The Echinoid Directory

Pseudopygurus Lambert, 1911, p. 184

Diagnostic Features
  • Test large, low, greatest height anterior at apical system, greatest width posterior of centre, anterior margin blunted, posterior pointed, outline roughly pentagonal.
  • Apical system anterior, tetrabasal.
  • Petals flush with test, petals II and IV extending two-thirds distance to margin, petals I and V slightly longer, extending over one-half distance to margin. In paired petals, outer pores very elongate transversely, inner pore slightly elongate transversely, pores strongly conjugate, interporiferous zone twice as wide as poriferous, petals closing distally.
  • Anterior ambulacrum non-petaloid or subpetaloid, with narrower poriferous zones, interporiferous zones wide.
  • Peristome, anterior, longitudinal, pentagonal; ambulacra slightly sunken and interambulacra raised towards peristome.
  • Periproct longitudinal, on oral surface close to posterior margin.
  • Bourrelets well developed.
  • Phyllodes double pored, with three series of pore pairs in each half ambulacrum.
  • No buccal pores.
Distribution
Middle to Upper Jurassic (Callovian - Oxfordian) of France, North Africa and Middle East.
Name gender masculine
Type
Pseudopygurus letteroni Lambert, 1911, p. 184, by monotypy.
Species Included
  • P. letteroni Lambert, 1911; Oxfordian,France.
  • P. ambroggii Petitot, 1954; Oxfordian, Algeria and Morocco.
  • P. hathirae Parnes, 1961; Middle Callovian, Israel.
Classification and/or Status

Irregularia; Neognathostomata; 'pygurid'.

Subjective junior synonym of Pygurus.

Remarks

Pseudopygurus is very similar to Pygurus, but differs in the reduction of petal III (Kier, 1962).

Lambert (1911) stated that ambulacrum III was not petaloid in his species. However, Kier (1962) correctly points out that although petal III is much narrower than the other petals and its outer pores much less elongated, its pores are much larger than those occurring in the ambulacral plates beyond the petals, and should therefore be considered to be subpetaloid.

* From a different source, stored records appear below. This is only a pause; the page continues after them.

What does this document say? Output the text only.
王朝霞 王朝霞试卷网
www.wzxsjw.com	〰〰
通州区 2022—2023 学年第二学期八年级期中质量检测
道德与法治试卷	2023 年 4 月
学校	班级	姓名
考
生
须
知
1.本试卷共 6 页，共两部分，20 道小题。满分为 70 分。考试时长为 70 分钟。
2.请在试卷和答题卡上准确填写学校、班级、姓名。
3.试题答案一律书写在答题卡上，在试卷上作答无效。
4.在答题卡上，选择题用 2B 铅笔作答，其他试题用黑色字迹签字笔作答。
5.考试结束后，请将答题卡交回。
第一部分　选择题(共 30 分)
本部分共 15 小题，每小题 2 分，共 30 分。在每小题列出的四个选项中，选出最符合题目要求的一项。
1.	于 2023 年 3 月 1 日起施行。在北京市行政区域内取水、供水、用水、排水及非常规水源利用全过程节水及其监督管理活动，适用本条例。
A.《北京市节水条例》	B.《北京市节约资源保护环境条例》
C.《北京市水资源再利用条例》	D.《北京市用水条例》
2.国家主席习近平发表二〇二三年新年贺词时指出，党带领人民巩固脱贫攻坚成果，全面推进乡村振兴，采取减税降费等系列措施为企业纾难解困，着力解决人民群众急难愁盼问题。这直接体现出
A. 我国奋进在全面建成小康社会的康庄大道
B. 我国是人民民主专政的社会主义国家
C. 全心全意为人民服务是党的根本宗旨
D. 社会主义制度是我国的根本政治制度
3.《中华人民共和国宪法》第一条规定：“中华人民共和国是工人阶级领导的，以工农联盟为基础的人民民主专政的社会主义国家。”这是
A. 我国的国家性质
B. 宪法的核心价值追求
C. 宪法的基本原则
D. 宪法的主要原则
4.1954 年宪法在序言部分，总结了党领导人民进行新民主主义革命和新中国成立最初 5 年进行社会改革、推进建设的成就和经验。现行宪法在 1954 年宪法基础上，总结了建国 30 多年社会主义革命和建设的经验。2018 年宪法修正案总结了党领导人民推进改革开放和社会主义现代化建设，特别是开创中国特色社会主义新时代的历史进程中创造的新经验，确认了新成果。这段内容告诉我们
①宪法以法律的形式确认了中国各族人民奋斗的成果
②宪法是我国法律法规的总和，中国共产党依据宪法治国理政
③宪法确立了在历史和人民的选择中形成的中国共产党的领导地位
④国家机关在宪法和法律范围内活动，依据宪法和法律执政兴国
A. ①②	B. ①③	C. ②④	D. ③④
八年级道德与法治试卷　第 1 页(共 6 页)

Specimens of Pseudopygurus in the Lambert Collection in Paris show considerable variation in the degree to which ambulacrum III is petaloid. These specimens appear to form a morphological series, and should be considered morphotypes of the same species.

P. M. Kier. 1962. Revision of the cassiduloid echinoids. Smithsonian Miscellaneous Collections 144 (3) 262 pp.

J. Lambert. 1911. Note sur quelques echinides eoceniques des Corbieres septentrionales. Annales de l'Universite de Lyon 30, p. 184.